However, the ultimate goal this season remains the same as it was during the previous campaign: to capture an Ivy League Championship.
The Crimson comes off a season in which it finished third in the Ancient Eight for the second consecutive year, placing behind Princeton and champion Penn.
Harvard last took home the Ivy League title in 1975.
“We fielded a strong team last year, and the vibe around this year’s squad is very similar,” Harvard coach Kevin Rhoads said. “We obviously wish some of our results last spring were better, but the culture around us is improving year in and year out and that’s a trend I see continuing into the foreseeable future.”
Despite the loss of senior captain Akash Mirchandani, the Crimson has made several key additions.
Harvard will be joined this fall by freshmen Aurian Capart, Paul Lei, a walk-on, and Seiya Liu.
The incoming class looks to bring a vast amount of talent and success to an experienced roster.
Capart, a native of Bousval, Belgium, was the winner of the Belgium National Matchplay Men’s Championship in 2013, as well as the Belgium Junior Masters Championship in 2012 and 2014.
Liu, meanwhile, was ranked 56th in the nation in the Class of 2015 by Golfweek.
This year’s team will be captained by senior Rohan Ramnath. Also returning to action is sophomore Gregory Royston of Durban, South Africa, who was selected as Ivy League Rookie of the Year last season.
Rounding out the squad are senior Un Cho, juniors Robert Deng, Daniel De La Garza, and Kendrick Vinar, and sophomore Hale Furey.
“We’ve been practicing quite hard this year, and I’m very excited to see how the guys perform out on the course this weekend,” Royston said. “I think with our three new incoming freshmen this year plus our returning cast of veterans we could really accomplish great things.”
The Crimson opens the fall portion of its split season participating in the Doc Gimmler invite hosted by St. John’s University. The tournament will take place this weekend at Bethpage Red course in Farmingdale, N.Y.
Last season Harvard finished tied for sixth out of the 14 teams competing, placing behind eventual champion and Ivy League rival Yale.
Vinar also finished tied for fifth place individually at the event, shooting a combined score of 205 over three rounds.
Additionally, Harvard will make its regular trips to Dartmouth and Yale this fall for the Quechee Club Invitational and the MacDonald Cup.
One new tournament that has been added to the schedule for this year is a trip out west to UCLA during the first weekend in November for the Gifford Collegiate Championship.
The team will then take a four-month hiatus before heading to Georgia over spring break to begin the second half of its campaign.
“The UCLA tournament will feature an elite field, and I’m very curious to see how well we perform in that environment,” Rhoads said. “We’re allowed to bring six players to that event when the tournament is normally teams of five, and I think depth is really one of our strong points this season.”

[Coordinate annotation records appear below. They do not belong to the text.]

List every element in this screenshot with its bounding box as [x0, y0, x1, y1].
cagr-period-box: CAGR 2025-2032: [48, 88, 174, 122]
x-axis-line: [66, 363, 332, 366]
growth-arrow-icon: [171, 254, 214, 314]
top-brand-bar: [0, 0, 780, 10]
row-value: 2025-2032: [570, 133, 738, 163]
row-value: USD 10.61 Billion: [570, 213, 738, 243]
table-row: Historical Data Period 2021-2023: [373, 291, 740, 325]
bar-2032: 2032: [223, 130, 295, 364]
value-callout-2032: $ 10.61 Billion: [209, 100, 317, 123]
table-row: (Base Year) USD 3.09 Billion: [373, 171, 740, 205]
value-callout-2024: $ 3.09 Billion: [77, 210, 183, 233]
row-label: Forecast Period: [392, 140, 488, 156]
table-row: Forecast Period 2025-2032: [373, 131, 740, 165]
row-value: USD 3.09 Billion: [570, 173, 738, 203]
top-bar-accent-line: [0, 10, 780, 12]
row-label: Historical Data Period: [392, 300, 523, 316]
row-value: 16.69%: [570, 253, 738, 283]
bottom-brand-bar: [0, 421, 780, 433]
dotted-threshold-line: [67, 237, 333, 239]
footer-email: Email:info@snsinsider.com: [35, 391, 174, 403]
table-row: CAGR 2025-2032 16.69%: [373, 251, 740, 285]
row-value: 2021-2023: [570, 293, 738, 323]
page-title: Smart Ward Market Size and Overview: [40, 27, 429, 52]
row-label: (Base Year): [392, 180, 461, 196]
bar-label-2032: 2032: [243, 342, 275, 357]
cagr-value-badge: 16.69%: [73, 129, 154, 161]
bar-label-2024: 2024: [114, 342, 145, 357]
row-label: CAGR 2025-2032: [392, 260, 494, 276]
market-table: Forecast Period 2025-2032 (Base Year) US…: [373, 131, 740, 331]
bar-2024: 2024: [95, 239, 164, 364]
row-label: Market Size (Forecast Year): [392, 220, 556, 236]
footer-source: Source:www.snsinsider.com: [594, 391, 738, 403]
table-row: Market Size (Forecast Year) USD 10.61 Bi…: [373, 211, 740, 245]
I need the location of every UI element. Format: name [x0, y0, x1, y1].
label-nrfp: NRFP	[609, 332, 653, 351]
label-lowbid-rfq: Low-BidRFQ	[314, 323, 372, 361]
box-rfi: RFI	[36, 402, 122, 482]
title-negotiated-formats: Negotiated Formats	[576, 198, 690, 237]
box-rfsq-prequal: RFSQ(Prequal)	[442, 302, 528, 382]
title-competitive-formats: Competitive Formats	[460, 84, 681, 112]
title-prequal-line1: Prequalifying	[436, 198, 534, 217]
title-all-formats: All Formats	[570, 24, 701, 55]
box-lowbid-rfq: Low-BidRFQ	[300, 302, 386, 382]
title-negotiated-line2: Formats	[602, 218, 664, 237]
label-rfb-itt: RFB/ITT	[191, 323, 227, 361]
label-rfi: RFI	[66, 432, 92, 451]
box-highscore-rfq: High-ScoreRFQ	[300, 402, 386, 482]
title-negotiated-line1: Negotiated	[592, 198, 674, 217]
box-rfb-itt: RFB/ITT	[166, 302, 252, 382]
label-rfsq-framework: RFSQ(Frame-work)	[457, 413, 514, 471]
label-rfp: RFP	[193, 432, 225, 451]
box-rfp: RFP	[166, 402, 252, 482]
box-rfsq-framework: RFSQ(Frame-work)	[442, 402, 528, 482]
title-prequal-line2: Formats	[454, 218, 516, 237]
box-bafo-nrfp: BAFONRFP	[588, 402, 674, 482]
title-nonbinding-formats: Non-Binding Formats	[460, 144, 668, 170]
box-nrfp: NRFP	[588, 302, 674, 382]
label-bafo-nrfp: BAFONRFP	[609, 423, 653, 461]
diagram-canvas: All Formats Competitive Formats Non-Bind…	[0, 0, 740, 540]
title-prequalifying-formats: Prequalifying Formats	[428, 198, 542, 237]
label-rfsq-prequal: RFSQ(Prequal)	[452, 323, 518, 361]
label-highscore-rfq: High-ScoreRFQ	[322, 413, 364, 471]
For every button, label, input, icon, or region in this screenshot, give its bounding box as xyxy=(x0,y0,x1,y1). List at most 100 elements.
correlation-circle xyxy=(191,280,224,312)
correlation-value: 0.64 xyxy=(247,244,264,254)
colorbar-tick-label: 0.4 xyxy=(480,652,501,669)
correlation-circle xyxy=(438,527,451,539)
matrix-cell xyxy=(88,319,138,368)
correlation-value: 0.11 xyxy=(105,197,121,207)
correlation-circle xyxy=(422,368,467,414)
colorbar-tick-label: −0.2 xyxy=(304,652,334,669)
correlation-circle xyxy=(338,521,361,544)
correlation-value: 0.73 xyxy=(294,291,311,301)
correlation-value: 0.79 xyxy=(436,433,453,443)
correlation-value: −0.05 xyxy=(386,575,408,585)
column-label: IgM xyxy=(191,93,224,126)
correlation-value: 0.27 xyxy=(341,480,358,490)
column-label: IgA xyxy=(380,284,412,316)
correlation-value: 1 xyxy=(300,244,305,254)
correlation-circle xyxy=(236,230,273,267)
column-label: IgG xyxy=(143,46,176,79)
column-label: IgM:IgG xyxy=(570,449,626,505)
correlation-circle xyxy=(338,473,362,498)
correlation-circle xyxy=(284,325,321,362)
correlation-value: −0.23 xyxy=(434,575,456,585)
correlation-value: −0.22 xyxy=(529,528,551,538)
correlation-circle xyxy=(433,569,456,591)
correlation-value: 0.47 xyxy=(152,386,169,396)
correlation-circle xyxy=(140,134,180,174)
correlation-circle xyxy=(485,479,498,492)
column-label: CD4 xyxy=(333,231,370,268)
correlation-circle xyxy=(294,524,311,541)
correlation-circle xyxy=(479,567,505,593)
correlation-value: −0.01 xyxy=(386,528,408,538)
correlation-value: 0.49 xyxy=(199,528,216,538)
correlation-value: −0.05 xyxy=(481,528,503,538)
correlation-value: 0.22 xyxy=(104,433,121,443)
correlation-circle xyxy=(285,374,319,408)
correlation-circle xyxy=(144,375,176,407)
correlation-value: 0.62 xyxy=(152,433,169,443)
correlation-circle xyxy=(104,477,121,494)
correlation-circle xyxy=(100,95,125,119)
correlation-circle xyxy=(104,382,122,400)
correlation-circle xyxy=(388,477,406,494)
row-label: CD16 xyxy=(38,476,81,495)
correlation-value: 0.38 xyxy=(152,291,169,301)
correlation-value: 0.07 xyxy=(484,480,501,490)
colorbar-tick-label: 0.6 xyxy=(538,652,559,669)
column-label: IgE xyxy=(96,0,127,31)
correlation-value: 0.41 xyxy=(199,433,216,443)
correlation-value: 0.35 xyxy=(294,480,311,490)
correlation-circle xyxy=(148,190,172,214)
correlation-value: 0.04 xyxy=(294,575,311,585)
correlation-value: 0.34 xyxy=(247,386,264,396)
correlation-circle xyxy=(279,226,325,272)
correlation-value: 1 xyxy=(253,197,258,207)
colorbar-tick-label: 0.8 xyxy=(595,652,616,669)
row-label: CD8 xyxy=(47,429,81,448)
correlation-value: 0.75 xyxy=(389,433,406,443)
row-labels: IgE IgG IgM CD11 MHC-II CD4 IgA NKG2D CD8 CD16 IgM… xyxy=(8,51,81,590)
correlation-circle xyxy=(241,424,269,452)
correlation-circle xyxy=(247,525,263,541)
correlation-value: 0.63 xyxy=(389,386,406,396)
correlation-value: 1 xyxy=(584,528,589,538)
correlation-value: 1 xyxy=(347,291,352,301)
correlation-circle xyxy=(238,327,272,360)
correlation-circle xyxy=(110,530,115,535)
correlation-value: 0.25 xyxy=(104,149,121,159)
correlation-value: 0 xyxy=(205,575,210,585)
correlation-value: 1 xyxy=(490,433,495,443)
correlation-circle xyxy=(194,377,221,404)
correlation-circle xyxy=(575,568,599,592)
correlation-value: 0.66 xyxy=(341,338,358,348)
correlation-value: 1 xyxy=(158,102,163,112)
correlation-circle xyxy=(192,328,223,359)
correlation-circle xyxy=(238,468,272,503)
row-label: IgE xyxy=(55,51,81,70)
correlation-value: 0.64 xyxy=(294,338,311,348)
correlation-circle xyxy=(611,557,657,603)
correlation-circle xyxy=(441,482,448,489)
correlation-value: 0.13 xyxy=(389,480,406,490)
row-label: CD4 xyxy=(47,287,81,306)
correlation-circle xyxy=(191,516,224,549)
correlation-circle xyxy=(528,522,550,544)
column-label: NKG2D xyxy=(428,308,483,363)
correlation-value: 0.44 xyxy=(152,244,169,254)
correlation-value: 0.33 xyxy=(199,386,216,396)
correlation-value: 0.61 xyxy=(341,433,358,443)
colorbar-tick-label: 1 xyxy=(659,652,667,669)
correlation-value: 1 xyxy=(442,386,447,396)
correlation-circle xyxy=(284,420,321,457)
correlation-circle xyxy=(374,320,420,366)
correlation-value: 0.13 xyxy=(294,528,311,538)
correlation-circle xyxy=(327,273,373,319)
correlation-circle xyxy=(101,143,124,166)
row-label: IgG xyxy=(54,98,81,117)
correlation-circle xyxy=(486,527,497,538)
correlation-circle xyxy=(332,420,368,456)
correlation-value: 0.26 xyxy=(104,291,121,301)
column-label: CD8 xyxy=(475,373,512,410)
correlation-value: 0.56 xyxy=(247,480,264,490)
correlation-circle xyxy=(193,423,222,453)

So far this autumn, Harvard has tried to get in as many practice hours as possible, given the extraordinary circumstances this past winter that only allowed the team two days on its home practice course prior to the conference championship.
“I think we need to keep preparing the way we did last year; that approach really sets us up well,” Rhoads said. “We had a couple of players who even made an extra push to compete over the summer more than normal and try to balance that with jobs and internships.”
With a strong core of players still in the ranks, Harvard hopes to focus its approach to the season on a week-to-week basis.
In doing so the team is planning on treating each tournament just as if it were the Ivy Championships while also being prepared mentally as well as physically.
Coach Rhoads has instilled within his team the sense that improving throughout the year will put them in a position to accomplish what they want come April.
“I think it’s easy to view the season through the lens of your result in the Ivy Championships,” Royston said. “However, that tactic is not the best way for us to approach our season. All we can do is focus on controllable factors every single week we take the course, and that is the way we are most likely to perform our best.”